I wish I could test you the smell I just had to experience. It smelled like this lady was microwaving squirrel rectum.
there should be a rule- if you jizz on it, you wash it
Hey I never found my wallet but i did find a bag of 14 soft taco supremes
I have your wallet. Trade you for the tacos.
apparently i'm the only person who has heard from her since saturday. she texted me "burt reynolds" at 2am sunday
I could barely talk to the cabbie and I was text bombing everyone. They need to make an auto timer app to prevent people like me from belligerent late night harrassing. And I was seeing double... Prob would have tried to give your leg a bj and then fallen down the stairs.
Please delete that video of me blowing you. I will repay you with 100 blowjobs even better than the one I gave you during that video. Please. I am gonna be a grandma one day.
These pissing matches have to stop. They led to last night's scotch through the nose shots. I'll never smell again.
The cop used the word "belligerent" 16 times in the report. You get to bail him this time. I'm not up for it.
I woke up wearing a lax pinnie under my shirt, a triathlon medal, and a dora backpack... I think I had fun
it's just not right when you're boyfriend has a nicer ass than you do.
She's started this new thing where whenever she drives by random couples talking alone outside she yells "break up! this is your sign!"

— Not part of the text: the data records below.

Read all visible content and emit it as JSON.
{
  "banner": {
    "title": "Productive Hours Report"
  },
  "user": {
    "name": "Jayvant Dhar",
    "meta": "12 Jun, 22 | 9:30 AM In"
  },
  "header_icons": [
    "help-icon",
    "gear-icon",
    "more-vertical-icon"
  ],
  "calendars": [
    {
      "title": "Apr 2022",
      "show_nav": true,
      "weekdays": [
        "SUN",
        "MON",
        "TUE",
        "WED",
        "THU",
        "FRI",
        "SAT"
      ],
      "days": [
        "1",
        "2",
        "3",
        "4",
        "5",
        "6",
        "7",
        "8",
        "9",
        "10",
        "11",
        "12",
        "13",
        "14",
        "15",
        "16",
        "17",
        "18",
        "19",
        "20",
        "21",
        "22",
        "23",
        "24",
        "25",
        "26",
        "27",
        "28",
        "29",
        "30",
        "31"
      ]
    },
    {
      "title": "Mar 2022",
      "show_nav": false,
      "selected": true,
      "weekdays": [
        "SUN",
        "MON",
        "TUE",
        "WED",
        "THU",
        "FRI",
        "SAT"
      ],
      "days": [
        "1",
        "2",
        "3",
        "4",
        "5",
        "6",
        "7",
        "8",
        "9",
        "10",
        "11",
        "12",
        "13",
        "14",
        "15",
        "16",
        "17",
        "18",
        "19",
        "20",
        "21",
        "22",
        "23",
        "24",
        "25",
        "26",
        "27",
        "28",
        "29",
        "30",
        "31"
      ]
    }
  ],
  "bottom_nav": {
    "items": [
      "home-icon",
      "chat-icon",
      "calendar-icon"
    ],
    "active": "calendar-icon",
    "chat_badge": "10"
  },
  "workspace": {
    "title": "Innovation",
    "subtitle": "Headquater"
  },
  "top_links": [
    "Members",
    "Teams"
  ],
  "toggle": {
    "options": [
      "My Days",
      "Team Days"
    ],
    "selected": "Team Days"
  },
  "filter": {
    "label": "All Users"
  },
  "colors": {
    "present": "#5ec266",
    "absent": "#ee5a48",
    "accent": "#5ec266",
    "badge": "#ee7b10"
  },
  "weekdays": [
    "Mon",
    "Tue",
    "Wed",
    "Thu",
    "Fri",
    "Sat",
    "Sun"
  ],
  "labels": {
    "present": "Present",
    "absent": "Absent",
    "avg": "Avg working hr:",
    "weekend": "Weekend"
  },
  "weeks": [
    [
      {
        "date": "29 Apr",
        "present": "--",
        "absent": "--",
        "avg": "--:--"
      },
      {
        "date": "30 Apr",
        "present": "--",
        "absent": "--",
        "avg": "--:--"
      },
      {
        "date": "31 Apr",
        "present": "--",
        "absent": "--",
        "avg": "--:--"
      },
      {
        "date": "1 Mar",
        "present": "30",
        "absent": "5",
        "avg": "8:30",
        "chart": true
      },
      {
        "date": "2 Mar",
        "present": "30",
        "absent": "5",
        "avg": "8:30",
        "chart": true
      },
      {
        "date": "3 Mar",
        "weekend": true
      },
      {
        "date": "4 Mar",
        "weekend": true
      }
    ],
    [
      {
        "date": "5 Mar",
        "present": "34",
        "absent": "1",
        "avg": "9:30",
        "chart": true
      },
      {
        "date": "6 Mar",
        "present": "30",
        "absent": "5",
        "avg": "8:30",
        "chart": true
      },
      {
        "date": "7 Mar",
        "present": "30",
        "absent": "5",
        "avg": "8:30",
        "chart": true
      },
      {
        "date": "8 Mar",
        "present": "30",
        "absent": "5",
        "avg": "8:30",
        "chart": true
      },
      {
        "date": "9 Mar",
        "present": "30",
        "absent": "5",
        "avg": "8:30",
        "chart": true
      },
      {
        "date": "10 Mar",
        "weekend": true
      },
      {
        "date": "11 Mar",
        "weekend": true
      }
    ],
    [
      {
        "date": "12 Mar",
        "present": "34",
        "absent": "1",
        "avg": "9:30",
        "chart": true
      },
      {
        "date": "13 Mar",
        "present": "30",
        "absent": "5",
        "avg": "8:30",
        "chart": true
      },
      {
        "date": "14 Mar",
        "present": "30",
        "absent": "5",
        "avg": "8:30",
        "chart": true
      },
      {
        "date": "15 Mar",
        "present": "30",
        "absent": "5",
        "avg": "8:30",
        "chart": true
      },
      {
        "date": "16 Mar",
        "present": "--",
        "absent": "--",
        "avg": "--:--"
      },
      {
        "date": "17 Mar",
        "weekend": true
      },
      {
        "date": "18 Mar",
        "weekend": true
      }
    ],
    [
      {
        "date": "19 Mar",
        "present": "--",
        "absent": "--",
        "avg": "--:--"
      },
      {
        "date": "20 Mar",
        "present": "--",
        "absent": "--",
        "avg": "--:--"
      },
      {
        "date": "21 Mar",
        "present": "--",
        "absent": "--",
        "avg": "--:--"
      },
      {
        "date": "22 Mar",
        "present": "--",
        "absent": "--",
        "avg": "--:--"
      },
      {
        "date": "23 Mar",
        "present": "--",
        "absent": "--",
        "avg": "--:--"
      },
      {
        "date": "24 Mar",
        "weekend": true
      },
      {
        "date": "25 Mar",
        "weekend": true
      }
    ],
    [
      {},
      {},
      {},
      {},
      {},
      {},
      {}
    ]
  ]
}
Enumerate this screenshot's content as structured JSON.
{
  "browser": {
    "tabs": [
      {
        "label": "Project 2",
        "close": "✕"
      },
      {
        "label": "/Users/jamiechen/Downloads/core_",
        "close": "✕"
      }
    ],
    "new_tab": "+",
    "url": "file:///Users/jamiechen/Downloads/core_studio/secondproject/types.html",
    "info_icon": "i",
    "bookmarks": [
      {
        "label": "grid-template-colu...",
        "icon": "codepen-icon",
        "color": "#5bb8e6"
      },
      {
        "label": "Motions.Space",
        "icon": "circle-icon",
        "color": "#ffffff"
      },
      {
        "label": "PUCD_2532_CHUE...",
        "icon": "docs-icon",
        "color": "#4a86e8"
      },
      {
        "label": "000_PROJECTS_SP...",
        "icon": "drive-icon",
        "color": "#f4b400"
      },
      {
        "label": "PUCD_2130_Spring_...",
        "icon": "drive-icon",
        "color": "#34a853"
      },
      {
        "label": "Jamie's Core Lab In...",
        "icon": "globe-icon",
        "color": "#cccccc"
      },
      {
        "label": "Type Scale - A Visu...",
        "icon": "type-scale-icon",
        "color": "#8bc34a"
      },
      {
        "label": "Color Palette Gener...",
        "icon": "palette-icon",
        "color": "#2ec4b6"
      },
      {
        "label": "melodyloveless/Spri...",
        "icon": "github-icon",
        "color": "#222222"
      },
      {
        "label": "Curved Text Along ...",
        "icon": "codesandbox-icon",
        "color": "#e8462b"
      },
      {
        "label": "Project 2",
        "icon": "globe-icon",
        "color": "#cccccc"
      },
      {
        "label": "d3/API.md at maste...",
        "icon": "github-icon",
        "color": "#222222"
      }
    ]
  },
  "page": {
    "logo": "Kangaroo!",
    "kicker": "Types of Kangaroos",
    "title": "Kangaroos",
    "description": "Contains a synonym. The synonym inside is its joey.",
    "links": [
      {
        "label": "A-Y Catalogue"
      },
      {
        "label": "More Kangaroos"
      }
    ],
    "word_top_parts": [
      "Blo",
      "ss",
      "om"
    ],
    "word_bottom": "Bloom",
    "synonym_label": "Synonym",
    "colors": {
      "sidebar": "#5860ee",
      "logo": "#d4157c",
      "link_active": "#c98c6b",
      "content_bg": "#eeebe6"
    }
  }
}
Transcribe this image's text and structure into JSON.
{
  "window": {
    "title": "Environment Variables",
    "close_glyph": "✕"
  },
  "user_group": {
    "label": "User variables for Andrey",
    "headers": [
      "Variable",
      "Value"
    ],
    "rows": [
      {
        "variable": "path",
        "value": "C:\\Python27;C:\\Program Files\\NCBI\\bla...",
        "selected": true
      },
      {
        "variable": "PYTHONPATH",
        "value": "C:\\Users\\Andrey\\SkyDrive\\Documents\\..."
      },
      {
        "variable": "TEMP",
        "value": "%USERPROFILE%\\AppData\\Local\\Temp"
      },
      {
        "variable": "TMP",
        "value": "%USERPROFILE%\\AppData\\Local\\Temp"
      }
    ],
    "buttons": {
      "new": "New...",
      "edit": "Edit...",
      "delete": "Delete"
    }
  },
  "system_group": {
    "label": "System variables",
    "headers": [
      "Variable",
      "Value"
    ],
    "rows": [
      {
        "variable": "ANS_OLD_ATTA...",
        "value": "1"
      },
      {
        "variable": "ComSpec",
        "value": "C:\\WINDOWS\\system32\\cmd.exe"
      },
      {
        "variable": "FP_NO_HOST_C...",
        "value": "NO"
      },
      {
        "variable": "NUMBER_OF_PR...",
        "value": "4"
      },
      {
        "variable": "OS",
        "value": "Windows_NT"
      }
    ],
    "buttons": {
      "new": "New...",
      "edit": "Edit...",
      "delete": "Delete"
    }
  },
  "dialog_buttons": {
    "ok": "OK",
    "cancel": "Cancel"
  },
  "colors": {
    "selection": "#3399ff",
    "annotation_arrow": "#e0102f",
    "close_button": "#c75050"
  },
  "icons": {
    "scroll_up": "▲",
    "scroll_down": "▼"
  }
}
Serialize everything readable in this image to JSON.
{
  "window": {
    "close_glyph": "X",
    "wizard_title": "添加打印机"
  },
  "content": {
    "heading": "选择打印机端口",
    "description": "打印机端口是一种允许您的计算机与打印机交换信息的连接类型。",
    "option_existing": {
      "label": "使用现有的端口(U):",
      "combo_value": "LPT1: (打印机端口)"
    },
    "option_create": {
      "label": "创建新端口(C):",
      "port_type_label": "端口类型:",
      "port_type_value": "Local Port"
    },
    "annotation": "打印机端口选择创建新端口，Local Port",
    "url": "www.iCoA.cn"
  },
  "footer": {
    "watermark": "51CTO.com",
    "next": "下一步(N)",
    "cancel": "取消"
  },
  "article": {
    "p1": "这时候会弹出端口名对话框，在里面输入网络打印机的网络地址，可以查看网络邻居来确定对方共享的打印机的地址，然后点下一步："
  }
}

I mean, it was a fun hookup and he's cute and whatnot, but he wouldn't go down on me. Plus he's a republican. Idk why but those things feel like they go hand in hand.
The Dick I got last night was so phenomenal that I had to take a fucking personal day today.
I just punched myself in the vagina to prove a point. Please pray for me.
1. I drank goldschlager 2. I fell in a bathtub and hit my head (hard) on a soap dish. 2. I sat in said bathtub talking to a random stranger on vacation from wyoming (who i met at a 711 looking for taquitos) for almost an hour. 3. We got kicked out of said bathtub by owner of bathtub. 4. We had sex.